I attacked the first mile of the next long uphill well. I was reeling in some runners ahead and then things came apart. As happens a lot recently, my stomach experienced too much stress and just wouldn’t let me push the pace hard anymore. My breathing was too fast, and my energy level went down. I had dropped off my jacket at the last aid station because morning was arriving, but as I climbed it got colder and colder. I was soon chilled and I think my body takes blood supply away from my stomach to help warm me. My pace slowed and I now struggled on every hill.
This was disappointing. I did my best and still caught some runners but I knew my quest for a personal best on the course was fading away. I reached No Name Ridge (mile 81.5) at 21:51 in 61st place, now nine minutes behind my best pace.

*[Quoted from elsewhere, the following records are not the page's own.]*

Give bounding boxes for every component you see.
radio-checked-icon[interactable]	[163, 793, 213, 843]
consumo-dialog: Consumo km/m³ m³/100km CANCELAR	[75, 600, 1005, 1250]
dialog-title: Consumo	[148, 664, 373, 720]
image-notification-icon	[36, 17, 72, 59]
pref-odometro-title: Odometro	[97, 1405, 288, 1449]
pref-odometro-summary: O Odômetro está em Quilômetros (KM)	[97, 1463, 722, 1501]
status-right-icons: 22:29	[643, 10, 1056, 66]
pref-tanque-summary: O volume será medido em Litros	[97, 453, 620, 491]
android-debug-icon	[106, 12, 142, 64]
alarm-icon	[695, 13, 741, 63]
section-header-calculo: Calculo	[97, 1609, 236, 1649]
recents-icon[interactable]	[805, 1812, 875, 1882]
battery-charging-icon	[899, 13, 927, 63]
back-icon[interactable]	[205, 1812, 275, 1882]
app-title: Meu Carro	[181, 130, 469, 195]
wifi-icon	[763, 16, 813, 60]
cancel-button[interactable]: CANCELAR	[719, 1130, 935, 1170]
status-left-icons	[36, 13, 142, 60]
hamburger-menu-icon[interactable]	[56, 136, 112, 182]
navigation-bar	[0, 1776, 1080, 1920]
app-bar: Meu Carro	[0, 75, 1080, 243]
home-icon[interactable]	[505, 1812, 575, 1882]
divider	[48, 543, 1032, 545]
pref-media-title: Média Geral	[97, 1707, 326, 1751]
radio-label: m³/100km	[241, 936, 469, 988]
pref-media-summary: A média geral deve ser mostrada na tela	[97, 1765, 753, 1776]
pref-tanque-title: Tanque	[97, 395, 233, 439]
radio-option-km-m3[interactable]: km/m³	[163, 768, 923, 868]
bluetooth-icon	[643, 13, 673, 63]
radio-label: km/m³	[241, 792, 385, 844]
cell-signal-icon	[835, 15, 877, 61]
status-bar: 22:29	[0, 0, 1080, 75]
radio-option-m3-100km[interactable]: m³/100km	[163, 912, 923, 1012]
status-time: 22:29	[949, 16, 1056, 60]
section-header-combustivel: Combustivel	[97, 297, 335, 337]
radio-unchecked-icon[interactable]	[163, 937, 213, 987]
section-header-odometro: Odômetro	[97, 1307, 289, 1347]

The morning was beautiful as I attacked what is called the first of the Cardiac Needles, a series of five long tough climbs over the next ten miles. It was rough, but I maintained my position. the highest climb is to the top of Thorpe Mountain giving an amazing view of Mount Rainier. From this point at mile 87, you can mentally focus on the finish to come. I struggled up another tough three climbs to get up and over ridges and ran down into French Cabin aid station (mile 88.7), arriving there at 25:06, 40 minutes behind my best time, but I was feeling better and ready for another 100-mile finish.
At the top of the last big climb I stopped for ten minutes to clean my feet because it felt like they would really get thrashed on the next long downhill section. The course description reads, “There are basically three sections: steep downhill, moderate downhill, steep downhill.” Yep, and more downhill. I was feeling pretty good but the leg was stiff and the feet sore, so I just kept a steady jog going all the way to the finish. I was passed by a couple guys running fast who for some reason saved it all for the end, but I came into the finish at 28:12:31, still in 61st place (out of 158 starters), and just 32 minutes slower than my best time here. I was pleased with my third Cascade Crest 100 finish and my 57th career 100-mile finish.